The metric history is held only in the leader's JVM heap. A master restart resets the chart back to zero. There is no on-disk persistence of metric samples and no external Prometheus shipping (out of the box). This is a deliberate tradeoff — metric stores are an entirely separate operational layer, and most teams already have one. What chango provides is the admin-UI dashboard.

To ship metrics to a real time-series database, run a node_exporter / process_exporter alongside chango and scrape per host. The chango master also exposes the same JSON the UI uses, so a small adapter can scrape /admin/api/.../metrics directly.

What the admin UI shows

Per cluster page (Trino cluster, Spark cluster, …) carries two charts:

  • CPU% — one line per instance in the cluster, last hour.
  • Memory (RSS, MB) — one line per instance in the cluster, last hour.

Per chango-cluster page also shows node-level CPU / memory across every NM in the fleet.

Process health

Beyond CPU / memory, every component instance carries a textual status (STARTING / RUNNING / STOPPING / STOPPED / ERROR).
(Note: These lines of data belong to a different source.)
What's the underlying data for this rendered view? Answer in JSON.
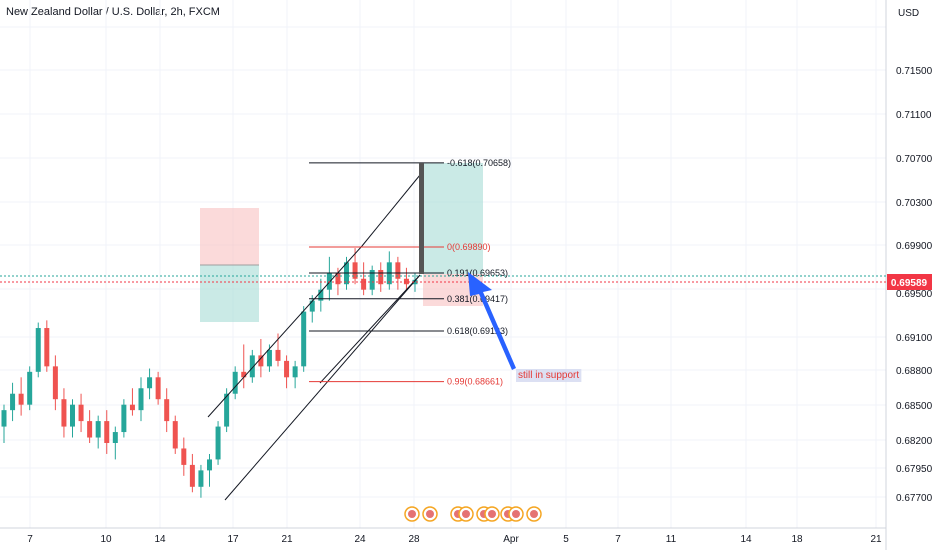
{
  "header": {
    "title": "New Zealand Dollar / U.S. Dollar, 2h, FXCM",
    "currency": "USD"
  },
  "colors": {
    "up": "#26a69a",
    "down": "#ef5350",
    "grid": "#f0f3fa",
    "fib_gray": "#131722",
    "fib_red": "#e53935",
    "arrow": "#2962ff",
    "price": "#f23645"
  },
  "chart_data": {
    "type": "candlestick",
    "title": "New Zealand Dollar / U.S. Dollar, 2h, FXCM",
    "y_ticks": [
      "0.71500",
      "0.71100",
      "0.70700",
      "0.70300",
      "0.69900",
      "0.69500",
      "0.69100",
      "0.68800",
      "0.68500",
      "0.68200",
      "0.67950",
      "0.67700"
    ],
    "x_ticks": [
      "7",
      "10",
      "14",
      "17",
      "21",
      "24",
      "28",
      "Apr",
      "5",
      "7",
      "11",
      "14",
      "18",
      "21"
    ],
    "current_price": "0.69589",
    "ylim": [
      0.6755,
      0.7185
    ],
    "candles": [
      [
        0.6825,
        0.6845,
        0.681,
        0.684
      ],
      [
        0.684,
        0.6865,
        0.683,
        0.6855
      ],
      [
        0.6855,
        0.687,
        0.6835,
        0.6845
      ],
      [
        0.6845,
        0.688,
        0.684,
        0.6875
      ],
      [
        0.6875,
        0.692,
        0.687,
        0.6915
      ],
      [
        0.6915,
        0.6922,
        0.6875,
        0.688
      ],
      [
        0.688,
        0.689,
        0.684,
        0.685
      ],
      [
        0.685,
        0.686,
        0.6815,
        0.6825
      ],
      [
        0.6825,
        0.685,
        0.6815,
        0.6845
      ],
      [
        0.6845,
        0.6855,
        0.682,
        0.683
      ],
      [
        0.683,
        0.684,
        0.681,
        0.6815
      ],
      [
        0.6815,
        0.6835,
        0.6805,
        0.683
      ],
      [
        0.683,
        0.684,
        0.68,
        0.681
      ],
      [
        0.681,
        0.6825,
        0.6795,
        0.682
      ],
      [
        0.682,
        0.685,
        0.6815,
        0.6845
      ],
      [
        0.6845,
        0.686,
        0.6835,
        0.684
      ],
      [
        0.684,
        0.687,
        0.683,
        0.686
      ],
      [
        0.686,
        0.6878,
        0.685,
        0.687
      ],
      [
        0.687,
        0.6875,
        0.6845,
        0.685
      ],
      [
        0.685,
        0.686,
        0.682,
        0.683
      ],
      [
        0.683,
        0.6835,
        0.68,
        0.6805
      ],
      [
        0.6805,
        0.6815,
        0.678,
        0.679
      ],
      [
        0.679,
        0.68,
        0.6765,
        0.677
      ],
      [
        0.677,
        0.679,
        0.676,
        0.6785
      ],
      [
        0.6785,
        0.68,
        0.677,
        0.6795
      ],
      [
        0.6795,
        0.683,
        0.679,
        0.6825
      ],
      [
        0.6825,
        0.686,
        0.682,
        0.6855
      ],
      [
        0.6855,
        0.688,
        0.685,
        0.6875
      ],
      [
        0.6875,
        0.69,
        0.686,
        0.687
      ],
      [
        0.687,
        0.6895,
        0.6865,
        0.689
      ],
      [
        0.689,
        0.6905,
        0.687,
        0.688
      ],
      [
        0.688,
        0.69,
        0.6875,
        0.6895
      ],
      [
        0.6895,
        0.691,
        0.688,
        0.6885
      ],
      [
        0.6885,
        0.689,
        0.686,
        0.687
      ],
      [
        0.687,
        0.6885,
        0.686,
        0.688
      ],
      [
        0.688,
        0.6935,
        0.6875,
        0.693
      ],
      [
        0.693,
        0.6945,
        0.692,
        0.694
      ],
      [
        0.694,
        0.696,
        0.693,
        0.695
      ],
      [
        0.695,
        0.698,
        0.694,
        0.6965
      ],
      [
        0.6965,
        0.697,
        0.6945,
        0.6955
      ],
      [
        0.6955,
        0.698,
        0.695,
        0.6975
      ],
      [
        0.6975,
        0.6988,
        0.6955,
        0.696
      ],
      [
        0.696,
        0.6975,
        0.6945,
        0.695
      ],
      [
        0.695,
        0.6972,
        0.6945,
        0.6968
      ],
      [
        0.6968,
        0.6975,
        0.6948,
        0.6955
      ],
      [
        0.6955,
        0.6985,
        0.695,
        0.6975
      ],
      [
        0.6975,
        0.698,
        0.695,
        0.696
      ],
      [
        0.696,
        0.697,
        0.695,
        0.6955
      ],
      [
        0.6955,
        0.6965,
        0.6948,
        0.6959
      ]
    ],
    "fib_levels": [
      {
        "label": "-0.618(0.70658)",
        "value": 0.70658
      },
      {
        "label": "0(0.69890)",
        "value": 0.6989
      },
      {
        "label": "0.191(0.69653)",
        "value": 0.69653
      },
      {
        "label": "0.381(0.69417)",
        "value": 0.69417
      },
      {
        "label": "0.618(0.69123)",
        "value": 0.69123
      },
      {
        "label": "0.99(0.68661)",
        "value": 0.68661
      }
    ],
    "annotation": "still in support"
  }
}
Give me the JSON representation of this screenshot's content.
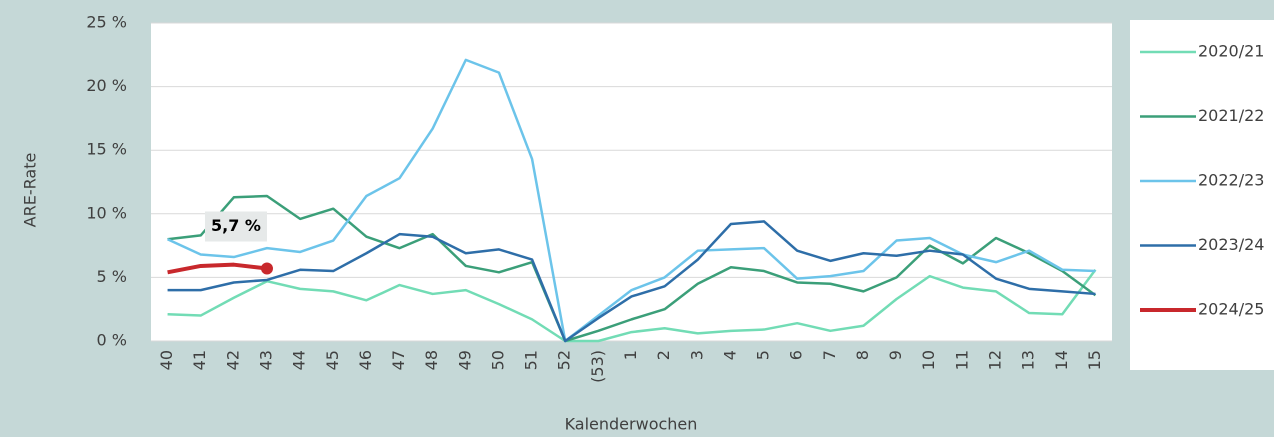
{
  "chart_data": {
    "type": "line",
    "x_label": "Kalenderwochen",
    "y_label": "ARE-Rate",
    "categories": [
      "40",
      "41",
      "42",
      "43",
      "44",
      "45",
      "46",
      "47",
      "48",
      "49",
      "50",
      "51",
      "52",
      "(53)",
      "1",
      "2",
      "3",
      "4",
      "5",
      "6",
      "7",
      "8",
      "9",
      "10",
      "11",
      "12",
      "13",
      "14",
      "15"
    ],
    "ylim": [
      0,
      25
    ],
    "yticks": [
      {
        "value": 0,
        "label": "0 %"
      },
      {
        "value": 5,
        "label": "5 %"
      },
      {
        "value": 10,
        "label": "10 %"
      },
      {
        "value": 15,
        "label": "15 %"
      },
      {
        "value": 20,
        "label": "20 %"
      },
      {
        "value": 25,
        "label": "25 %"
      }
    ],
    "grid": true,
    "legend": "right",
    "series": [
      {
        "name": "2020/21",
        "color": "#72dcb5",
        "values": [
          2.1,
          2.0,
          3.4,
          4.7,
          4.1,
          3.9,
          3.2,
          4.4,
          3.7,
          4.0,
          2.9,
          1.7,
          0,
          0,
          0.7,
          1.0,
          0.6,
          0.8,
          0.9,
          1.4,
          0.8,
          1.2,
          3.3,
          5.1,
          4.2,
          3.9,
          2.2,
          2.1,
          5.6
        ]
      },
      {
        "name": "2021/22",
        "color": "#3b9f79",
        "values": [
          8.0,
          8.3,
          11.3,
          11.4,
          9.6,
          10.4,
          8.2,
          7.3,
          8.4,
          5.9,
          5.4,
          6.2,
          0,
          0.8,
          1.7,
          2.5,
          4.5,
          5.8,
          5.5,
          4.6,
          4.5,
          3.9,
          5.0,
          7.5,
          6.1,
          8.1,
          6.9,
          5.5,
          3.6
        ]
      },
      {
        "name": "2022/23",
        "color": "#6cc4ea",
        "values": [
          8.0,
          6.8,
          6.6,
          7.3,
          7.0,
          7.9,
          11.4,
          12.8,
          16.7,
          22.1,
          21.1,
          14.3,
          0,
          2.0,
          4.0,
          5.0,
          7.1,
          7.2,
          7.3,
          4.9,
          5.1,
          5.5,
          7.9,
          8.1,
          6.8,
          6.2,
          7.1,
          5.6,
          5.5
        ]
      },
      {
        "name": "2023/24",
        "color": "#2e6ea8",
        "values": [
          4.0,
          4.0,
          4.6,
          4.8,
          5.6,
          5.5,
          6.9,
          8.4,
          8.2,
          6.9,
          7.2,
          6.4,
          0,
          1.8,
          3.5,
          4.3,
          6.4,
          9.2,
          9.4,
          7.1,
          6.3,
          6.9,
          6.7,
          7.1,
          6.8,
          4.9,
          4.1,
          3.9,
          3.7
        ]
      },
      {
        "name": "2024/25",
        "color": "#c8282c",
        "values": [
          5.4,
          5.9,
          6.0,
          5.7,
          null,
          null,
          null,
          null,
          null,
          null,
          null,
          null,
          null,
          null,
          null,
          null,
          null,
          null,
          null,
          null,
          null,
          null,
          null,
          null,
          null,
          null,
          null,
          null,
          null
        ],
        "value_labels": [
          null,
          null,
          null,
          "5,7 %",
          null,
          null,
          null,
          null,
          null,
          null,
          null,
          null,
          null,
          null,
          null,
          null,
          null,
          null,
          null,
          null,
          null,
          null,
          null,
          null,
          null,
          null,
          null,
          null,
          null
        ]
      }
    ]
  }
}
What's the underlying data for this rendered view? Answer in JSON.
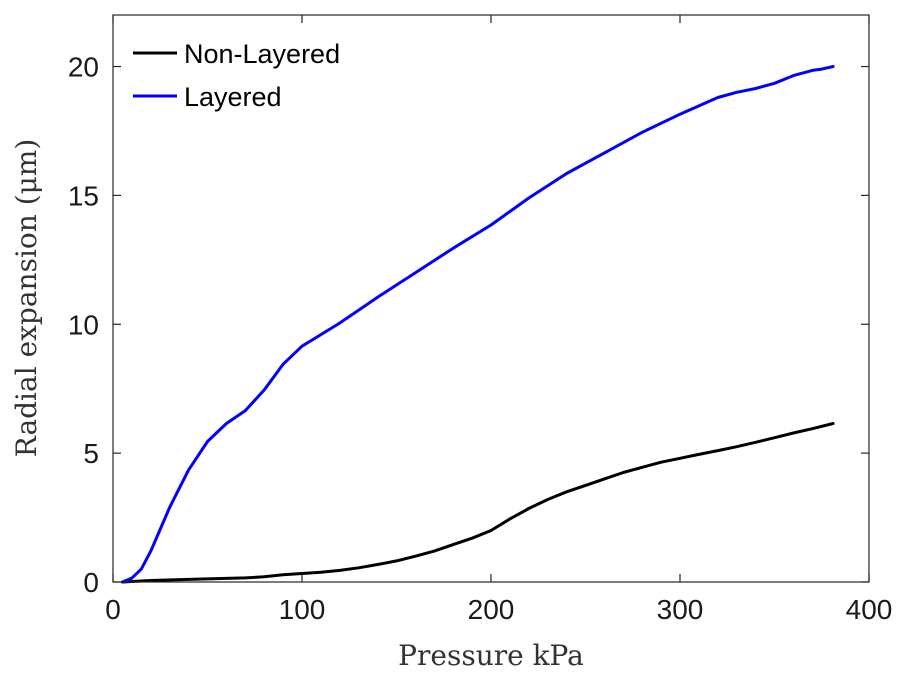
{
  "chart_data": {
    "type": "line",
    "title": "",
    "xlabel": "Pressure kPa",
    "ylabel": "Radial expansion (μm)",
    "xlim": [
      0,
      400
    ],
    "ylim": [
      0,
      22
    ],
    "xticks": [
      0,
      100,
      200,
      300,
      400
    ],
    "yticks": [
      0,
      5,
      10,
      15,
      20
    ],
    "xtick_labels": [
      "0",
      "100",
      "200",
      "300",
      "400"
    ],
    "ytick_labels": [
      "0",
      "5",
      "10",
      "15",
      "20"
    ],
    "grid": false,
    "legend_position": "top-left",
    "series": [
      {
        "name": "Non-Layered",
        "color": "#000000",
        "x": [
          5,
          10,
          20,
          40,
          60,
          70,
          80,
          90,
          100,
          110,
          120,
          130,
          140,
          150,
          160,
          170,
          180,
          190,
          200,
          210,
          220,
          230,
          240,
          250,
          260,
          270,
          280,
          290,
          300,
          310,
          320,
          330,
          340,
          350,
          360,
          370,
          381
        ],
        "y": [
          0.0,
          0.02,
          0.06,
          0.1,
          0.14,
          0.16,
          0.2,
          0.28,
          0.33,
          0.38,
          0.45,
          0.55,
          0.68,
          0.82,
          1.0,
          1.2,
          1.45,
          1.7,
          2.0,
          2.45,
          2.85,
          3.2,
          3.5,
          3.75,
          4.0,
          4.25,
          4.45,
          4.65,
          4.8,
          4.95,
          5.1,
          5.25,
          5.42,
          5.6,
          5.78,
          5.95,
          6.15
        ]
      },
      {
        "name": "Layered",
        "color": "#0000ff",
        "x": [
          5,
          10,
          15,
          20,
          30,
          40,
          50,
          60,
          70,
          80,
          90,
          100,
          110,
          120,
          140,
          160,
          180,
          200,
          220,
          240,
          260,
          280,
          300,
          320,
          330,
          340,
          350,
          360,
          370,
          375,
          381
        ],
        "y": [
          0.0,
          0.15,
          0.5,
          1.2,
          2.9,
          4.35,
          5.45,
          6.15,
          6.65,
          7.45,
          8.45,
          9.15,
          9.6,
          10.05,
          11.05,
          12.0,
          12.95,
          13.85,
          14.9,
          15.85,
          16.65,
          17.45,
          18.15,
          18.8,
          19.0,
          19.15,
          19.35,
          19.65,
          19.85,
          19.9,
          20.0
        ]
      }
    ]
  }
}
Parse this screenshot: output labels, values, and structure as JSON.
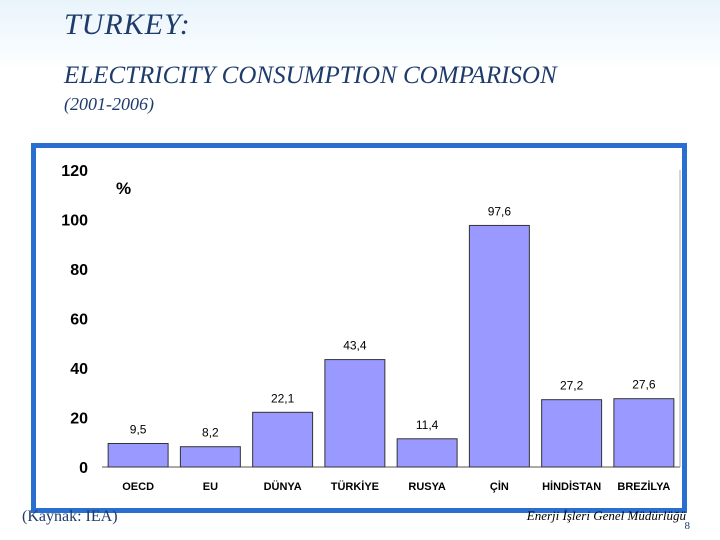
{
  "slide": {
    "title": "TURKEY:",
    "subtitle": "ELECTRICITY CONSUMPTION COMPARISON",
    "period": "(2001-2006)",
    "source": "(Kaynak: IEA)",
    "organization": "Enerji İşleri Genel Müdürlüğü",
    "page_number": "8"
  },
  "colors": {
    "bar_fill": "#9999ff",
    "bar_stroke": "#333333",
    "frame": "#2a6fd0",
    "title": "#1d3b6b"
  },
  "chart_data": {
    "type": "bar",
    "unit_label": "%",
    "categories": [
      "OECD",
      "EU",
      "DÜNYA",
      "TÜRKİYE",
      "RUSYA",
      "ÇİN",
      "HİNDİSTAN",
      "BREZİLYA"
    ],
    "values": [
      9.5,
      8.2,
      22.1,
      43.4,
      11.4,
      97.6,
      27.2,
      27.6
    ],
    "value_labels": [
      "9,5",
      "8,2",
      "22,1",
      "43,4",
      "11,4",
      "97,6",
      "27,2",
      "27,6"
    ],
    "yticks": [
      "0",
      "20",
      "40",
      "60",
      "80",
      "100",
      "120"
    ],
    "ylim": [
      0,
      120
    ],
    "grid": false,
    "legend": "none"
  }
}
Chango derives that from:

  • The last lifecycle action it issued (start → STARTING, stop → STOPPING).
  • The NM's liveness signal (the ps and ProcessHandle.isAlive() checks above).
  • A successful pid read after start (no pid file → ERROR).

If a component process dies outside of chango's control (OOM, segfault, manual kill), the next metrics interval flips it to "alive = false" and the chango master moves the status to ERROR. The cluster page surfaces the failure within ~10 s.

Tuning

Knob Default Purpose
chango.metrics.collect.interval.seconds 10 How often the leader walks every component and asks each NM for samples
chango.metrics.retention.seconds 3600 How long the in-memory history is kept
chango.component.op.timeout.ms 120000 Timeout for individual COMPONENT_METRICS_REQ to a slow NM — keep high enough to not race

Increasing the interval lowers admin-side overhead at the cost of chart resolution; raising the retention buys longer history at the cost of leader JVM heap (each sample is ~64 bytes).